LombokPost - Kehadiran Bendungan Meninting sebagai bagian dari Proyek Strategis Nasional (PSN) senilai Rp1,4 triliun membawa perubahan besar bagi wajah Lombok Barat.
Di balik target teknis irigasi seluas 1.559 hektare dan penyediaan energi bersih, muncul dinamika sosial yang dirasakan langsung oleh masyarakat sekitar, khususnya kaum perempuan.
Menyambut momentum 1 Mei 2026, komunitas perempuan yang tergabung dalam Solidaritas Perempuan (SP) Mataram berbagi cerita mengenai proses adaptasi yang kini tengah mereka lalui.
Baca Juga: Mengintip Pesona Kokoq Kepor di Balik Bendungan Meninting
Dinamika Komunikasi dan Harapan Keselamatan
Bagi sebagian warga, perubahan fungsi lahan menjadi bendungan menyisakan ruang diskusi mengenai akses informasi.
Isniati, seorang warga dari Dusun Murpeji, mengungkapkan kerinduannya akan sosialisasi yang lebih intens mengenai pemanfaatan jangka panjang proyek ini bagi warga setempat.
Senada dengan itu, aspek keamanan menjadi perhatian bagi mereka yang tinggal berdampingan dengan area konstruksi.
Mia dari Dusun Jelateng berharap ada langkah-langkah tambahan berupa pelatihan mitigasi bencana dan kejelasan jalur evakuasi guna memberikan rasa tenang bagi keluarga di sekitar area pembangunan.
Baca Juga: Jasad Heri Ditemukan di Hulu Bendungan Meninting
Adaptasi Ekonomi di Tengah Perubahan Lingkungan
Berubahnya ekosistem hutan dan sawah menuntut warga melakukan penyesuaian dalam pemenuhan kebutuhan sehari-hari.
Perubahan ini dirasakan cukup kompleks oleh para petani perempuan seperti Sri Indrayani, yang kini mencari cara baru untuk bertahan hidup setelah lahan pertanian mereka terdampak.
Tantangan ekonomi ini termanifestasi dalam beberapa hal.

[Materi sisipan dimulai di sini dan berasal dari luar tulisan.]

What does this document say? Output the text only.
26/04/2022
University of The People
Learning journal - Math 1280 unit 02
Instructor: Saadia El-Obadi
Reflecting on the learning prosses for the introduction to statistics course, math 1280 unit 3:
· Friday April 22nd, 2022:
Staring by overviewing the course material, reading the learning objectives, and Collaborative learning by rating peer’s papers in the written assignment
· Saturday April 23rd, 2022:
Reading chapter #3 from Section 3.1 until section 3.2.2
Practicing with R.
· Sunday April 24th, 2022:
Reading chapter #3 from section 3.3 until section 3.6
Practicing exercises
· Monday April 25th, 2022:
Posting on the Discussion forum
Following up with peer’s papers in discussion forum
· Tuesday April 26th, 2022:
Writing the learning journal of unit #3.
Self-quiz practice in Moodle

Akses Sumber Daya: Beberapa warga kini harus menempuh perjalanan ekstra ke desa tetangga atau merogoh kocek lebih untuk kebutuhan domestik akibat perubahan akses air bersih.
Pilihan Mata Pencaharian: Perubahan kondisi lahan mendorong sebagian warga berpindah profesi, bahkan mempertimbangkan untuk bekerja ke luar negeri sebagai Pekerja Migran Indonesia (PMI) guna menjaga stabilitas ekonomi keluarga.
Urgensi Edukasi Migrasi Aman
Pilihan untuk menjadi buruh migran sering kali diambil dalam situasi yang mendesak.
Namun, minimnya edukasi mengenai prosedur migrasi resmi dari tingkat desa membuat perempuan rentan terhadap praktik calo dan risiko eksploitasi di luar negeri.
Ibu War dari Desa Midang menyoroti pentingnya peran pemerintah desa dalam mensosialisasi hak-hak pekerja migran agar warganya terhindar dari jeratan utang maupun TPPO.
Membangun Perlindungan dari Akar Rumput
Ketua BEK SP Mataram, Ida Hidayati, menekankan bahwa perlindungan sejati dimulai dari pemahaman masyarakat terhadap hak-hak mereka. Melalui serangkaian pernyataan sikap, Solidaritas Perempuan bersama 12 komunitas lainnya menitipkan harapan kepada pemerintah.
Meninjau kembali regulasi yang berdampak pada akses sumber daya alam bagi masyarakat kecil.
Mengoptimalkan implementasi perlindungan bagi Pekerja Migran Indonesia sesuai UU Nomor 18 Tahun 2017.
Memastikan terciptanya lingkungan kerja yang layak bagi perempuan di sektor buruh tani, perkebunan, hingga migran.
"Edukasi yang menyentuh akar rumput adalah investasi terbesar untuk mencegah ketidakadilan sosial," pungkas Ida Hidayati.